The entrance was hilariously crowded, the standing area at the bar so narrow even Steven Tyler might have to breathe in to get past, and the stairs down to the toilet challenging enough before you’d had a drink, but this is what estate agents call “character”, and Crobar had tons of it. It was the squashed-in, find-a-corner, fuck-it’s-hot vibe of the place that gave it its atmosphere. That and the endearingly grubby décor, a killer jukebox so good it spawned its own compilation album, and a feeling that you were Where It’s At. It wasn’t gigi, it wasn’t looking self-consciously over its shoulder to see who could see what it was doing, and it wasn’t begging you to like it, but people loved it all the same for what it was: a cool rock bar in a cool part of a cool city. You can’t buy or manufacture that, and it’s why any band who ever played in one of the neighbouring venues were done, they’d be in there until 3am. “Was I doing shots of gin!?” asked an absolutely shitted Dave Grohl to K! during an interview the day after one of many big nights out there. Yes, yes you were. We all were.

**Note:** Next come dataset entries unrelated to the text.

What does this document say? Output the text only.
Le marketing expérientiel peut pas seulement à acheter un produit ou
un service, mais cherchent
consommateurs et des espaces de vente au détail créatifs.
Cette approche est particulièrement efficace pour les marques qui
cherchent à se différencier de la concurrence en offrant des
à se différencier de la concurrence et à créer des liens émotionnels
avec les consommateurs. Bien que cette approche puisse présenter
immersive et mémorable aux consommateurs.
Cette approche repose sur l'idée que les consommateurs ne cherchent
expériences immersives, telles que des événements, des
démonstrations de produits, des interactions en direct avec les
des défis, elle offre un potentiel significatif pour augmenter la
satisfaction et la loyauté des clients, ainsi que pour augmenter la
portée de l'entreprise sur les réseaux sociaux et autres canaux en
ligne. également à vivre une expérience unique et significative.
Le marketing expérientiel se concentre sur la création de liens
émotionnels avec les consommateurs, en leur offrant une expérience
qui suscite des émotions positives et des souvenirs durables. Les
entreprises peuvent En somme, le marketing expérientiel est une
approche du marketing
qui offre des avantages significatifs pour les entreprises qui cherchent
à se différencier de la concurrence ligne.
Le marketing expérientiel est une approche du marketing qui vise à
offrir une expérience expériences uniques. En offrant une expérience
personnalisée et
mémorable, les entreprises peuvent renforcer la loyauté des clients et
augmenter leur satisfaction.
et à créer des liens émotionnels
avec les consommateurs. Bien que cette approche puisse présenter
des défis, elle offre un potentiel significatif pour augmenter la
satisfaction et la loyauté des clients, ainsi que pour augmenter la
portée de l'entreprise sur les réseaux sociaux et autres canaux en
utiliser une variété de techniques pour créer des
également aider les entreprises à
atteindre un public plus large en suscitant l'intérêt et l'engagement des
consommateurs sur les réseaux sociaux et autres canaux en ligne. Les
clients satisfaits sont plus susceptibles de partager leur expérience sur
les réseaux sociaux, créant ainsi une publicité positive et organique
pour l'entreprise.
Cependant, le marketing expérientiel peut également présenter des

That Crobar continued standing as the rest of its neighbours moved or were demolished speaks volumes. The Borderline is gone. Soho is becoming more restaurants and chain places than sex shops and rock’n’roll. The Astoria and LA2 – two of London’s most frequented touring stops – were torn down by Crossrail (unnecessarily, as it maddeningly turns out) in 2009, taking away natural gig footfall. And yet, even as a destination in itself, Crobar thrived - it was its own good night out. And that would have continued, had our government, allegedly the party of business, given a shit about small businesses during COVID. Instead, it was left to die on the vine; another brilliant, unique, naturally cool, quirky place the likes of which are vanishingly rare, easy to lose but hard to gain, lost.

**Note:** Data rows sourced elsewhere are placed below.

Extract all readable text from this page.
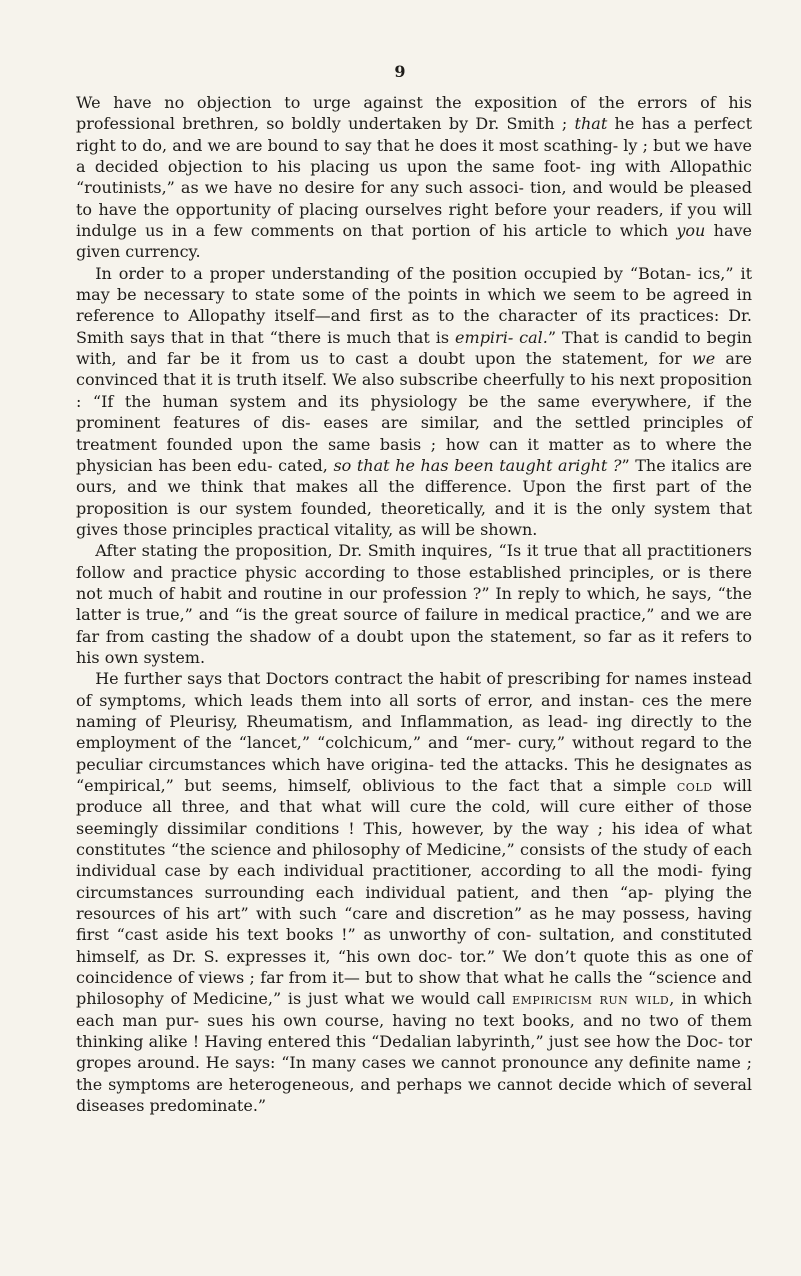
9

We have no objection to urge against the exposition of the errors of his professional brethren, so boldly undertaken by Dr. Smith ; that he has a perfect right to do, and we are bound to say that he does it most scathing- ly ; but we have a decided objection to his placing us upon the same foot- ing with Allopathic “routinists,” as we have no desire for any such associ- tion, and would be pleased to have the opportunity of placing ourselves right before your readers, if you will indulge us in a few comments on that portion of his article to which you have given currency.

In order to a proper understanding of the position occupied by “Botan- ics,” it may be necessary to state some of the points in which we seem to be agreed in reference to Allopathy itself—and first as to the character of its practices: Dr. Smith says that in that “there is much that is empiri- cal.” That is candid to begin with, and far be it from us to cast a doubt upon the statement, for we are convinced that it is truth itself. We also subscribe cheerfully to his next proposition : “If the human system and its physiology be the same everywhere, if the prominent features of dis- eases are similar, and the settled principles of treatment founded upon the same basis ; how can it matter as to where the physician has been edu- cated, so that he has been taught aright ?” The italics are ours, and we think that makes all the difference. Upon the first part of the proposition is our system founded, theoretically, and it is the only system that gives those principles practical vitality, as will be shown.

After stating the proposition, Dr. Smith inquires, “Is it true that all practitioners follow and practice physic according to those established principles, or is there not much of habit and routine in our profession ?” In reply to which, he says, “the latter is true,” and “is the great source of failure in medical practice,” and we are far from casting the shadow of a doubt upon the statement, so far as it refers to his own system.

He further says that Doctors contract the habit of prescribing for names instead of symptoms, which leads them into all sorts of error, and instan- ces the mere naming of Pleurisy, Rheumatism, and Inflammation, as lead- ing directly to the employment of the “lancet,” “colchicum,” and “mer- cury,” without regard to the peculiar circumstances which have origina- ted the attacks. This he designates as “empirical,” but seems, himself, oblivious to the fact that a simple cold will produce all three, and that what will cure the cold, will cure either of those seemingly dissimilar conditions ! This, however, by the way ; his idea of what constitutes “the science and philosophy of Medicine,” consists of the study of each individual case by each individual practitioner, according to all the modi- fying circumstances surrounding each individual patient, and then “ap- plying the resources of his art” with such “care and discretion” as he may possess, having first “cast aside his text books !” as unworthy of con- sultation, and constituted himself, as Dr. S. expresses it, “his own doc- tor.” We don’t quote this as one of coincidence of views ; far from it— but to show that what he calls the “science and philosophy of Medicine,” is just what we would call empiricism run wild, in which each man pur- sues his own course, having no text books, and no two of them thinking alike ! Having entered this “Dedalian labyrinth,” just see how the Doc- tor gropes around. He says: “In many cases we cannot pronounce any definite name ; the symptoms are heterogeneous, and perhaps we cannot decide which of several diseases predominate.”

There are plans afoot to move, to regroup, to reopen in new digs. This will be great when it happens. But for now, fill up your playlist with Motörhead, Trouble, Corrosion Of Conformity and Kyuss, get Ben Ward from Orange Goblin to give you a bear hug as you look at your watch and ask how the fuck it’s 3am and why you did this on a school night, and remember one of the most brilliantly fun and naturally rock'n'roll places Soho ever played host to.

Although still the question remains: did anyone ever have one of those hot dogs?